Mesmo com 22 deputados em plenário, a sessão ordinária desta quarta-feira, 29, foi encerrada pelo presidente da Assembleia Legislativa (ALE), Luiz Dantas (PMDB), logo após a leitura da ata. Ele tomou a medida depois de a Mesa Diretora ter sido oficialmente notificada sobre a decisão da juíza Ester Manso, da 16ª Vara da Fazenda Pública Estadual, determinando o fim da votação secreta na apreciação de vetos governamentais na Casa.

"Eu fui surpreendido pela decisão da Justiça e precisamos definir que posição iremos tomar", disse Dantas ao justificar o encerramento da sessão, antes de se reunir a portas fechadas com outros deputados e o procurador-geral da Casa, Diógenes Tenório Júnior, no gabinete da presidência.

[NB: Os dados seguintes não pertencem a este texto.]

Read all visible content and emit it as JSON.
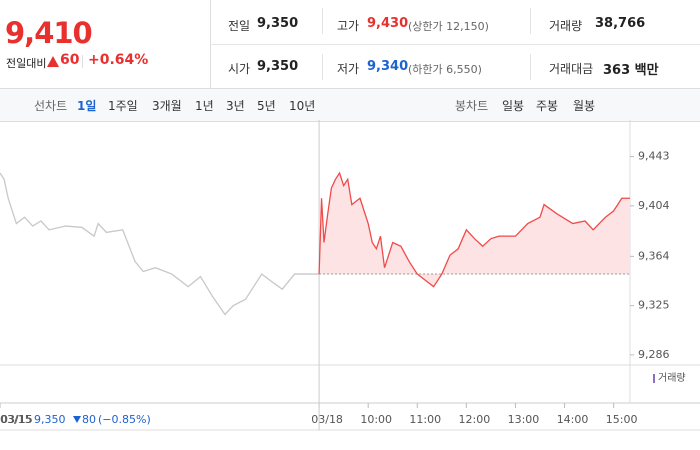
{
  "header": {
    "price": "9,410",
    "change_label": "전일대비",
    "change": "60",
    "change_rate": "+0.64%"
  },
  "stats": [
    {
      "label": "전일",
      "value": "9,350"
    },
    {
      "label": "고가",
      "value": "9,430",
      "note": "(상한가 12,150)"
    },
    {
      "label": "거래량",
      "value": "38,766"
    },
    {
      "label": "시가",
      "value": "9,350"
    },
    {
      "label": "저가",
      "value": "9,340",
      "note": "(하한가 6,550)"
    },
    {
      "label": "거래대금",
      "value": "363 백만"
    }
  ],
  "tabs": {
    "line_label": "선차트",
    "line": [
      "1일",
      "1주일",
      "3개월",
      "1년",
      "3년",
      "5년",
      "10년"
    ],
    "candle_label": "봉차트",
    "candle": [
      "일봉",
      "주봉",
      "월봉"
    ]
  },
  "chart_data": {
    "type": "line",
    "volume_label": "거래량",
    "xlim": [
      0,
      770
    ],
    "xticks": [
      {
        "value": 0,
        "label": "03/15"
      },
      {
        "value": 390,
        "label": "03/18"
      },
      {
        "value": 450,
        "label": "10:00"
      },
      {
        "value": 510,
        "label": "11:00"
      },
      {
        "value": 570,
        "label": "12:00"
      },
      {
        "value": 630,
        "label": "13:00"
      },
      {
        "value": 690,
        "label": "14:00"
      },
      {
        "value": 750,
        "label": "15:00"
      }
    ],
    "ylim": [
      9278,
      9468
    ],
    "yticks": [
      {
        "value": 9443,
        "label": "9,443"
      },
      {
        "value": 9404,
        "label": "9,404"
      },
      {
        "value": 9364,
        "label": "9,364"
      },
      {
        "value": 9325,
        "label": "9,325"
      },
      {
        "value": 9286,
        "label": "9,286"
      }
    ],
    "series": [
      {
        "color": "#c8c8c8",
        "x": [
          0,
          5,
          10,
          15,
          20,
          30,
          40,
          50,
          60,
          80,
          100,
          115,
          120,
          130,
          150,
          165,
          175,
          190,
          210,
          220,
          230,
          245,
          260,
          275,
          285,
          300,
          310,
          320,
          330,
          345,
          360,
          375,
          390
        ],
        "values": [
          9430,
          9425,
          9410,
          9400,
          9390,
          9395,
          9388,
          9392,
          9385,
          9388,
          9387,
          9380,
          9390,
          9383,
          9385,
          9360,
          9352,
          9355,
          9350,
          9345,
          9340,
          9348,
          9332,
          9318,
          9325,
          9330,
          9340,
          9350,
          9345,
          9338,
          9350,
          9350,
          9350
        ]
      },
      {
        "color": "#f04a4a",
        "x": [
          390,
          393,
          396,
          400,
          405,
          410,
          415,
          420,
          425,
          430,
          440,
          450,
          455,
          460,
          465,
          470,
          475,
          480,
          490,
          500,
          510,
          520,
          530,
          540,
          550,
          560,
          570,
          580,
          590,
          600,
          610,
          630,
          645,
          660,
          665,
          680,
          700,
          715,
          725,
          740,
          750,
          760,
          770
        ],
        "values": [
          9350,
          9410,
          9375,
          9395,
          9418,
          9425,
          9430,
          9420,
          9425,
          9405,
          9410,
          9390,
          9375,
          9370,
          9380,
          9355,
          9365,
          9375,
          9372,
          9360,
          9350,
          9345,
          9340,
          9350,
          9365,
          9370,
          9385,
          9378,
          9372,
          9378,
          9380,
          9380,
          9390,
          9395,
          9405,
          9398,
          9390,
          9392,
          9385,
          9395,
          9400,
          9410,
          9410
        ]
      }
    ]
  },
  "footer": {
    "date": "03/15",
    "price": "9,350",
    "change": "80",
    "rate": "(−0.85%)"
  }
}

Questionado sobre a constitucionalidade da decisão da juíza Ester Manso, o presidente da ALE resumiu: "Constitucional é o que está na Constituição Estadual e no Regimento Interno da Casa". Os dois documentos preveem o escrutínio secreto na apreciação de vetos.

A imprensa não foi autorizada a registrar imagens nem acompanhar a reunião.

Interferência

O encerramento da sessão irritou o deputado Galba Novaes, que ainda tentou argumentar sugerindo que ela fosse apenas suspensa. "Achei um absurdo encerrar a sessão para discussões às escondidas em gabinetes. Se eu sou contra votação secreta, não vou participar de reunião secreta. A posição da Casa tem que ser em plenário", defendeu.

Em relação à determinação judicial, o parlamentar disse que ela tem que ser cumprida e quem não estiver satisfeito, deve recorrer. “Sou contra voto secreto em todas as votações. Voto secreto é para o eleitor se proteger dos maus políticos. Deputado precisa mostrar como pensa. Que sigilo é esse?”, questionou, lembrando que tramita na Casa um Projeto de Lei de sua autoria estabelecendo o fim do escrutínio secreto.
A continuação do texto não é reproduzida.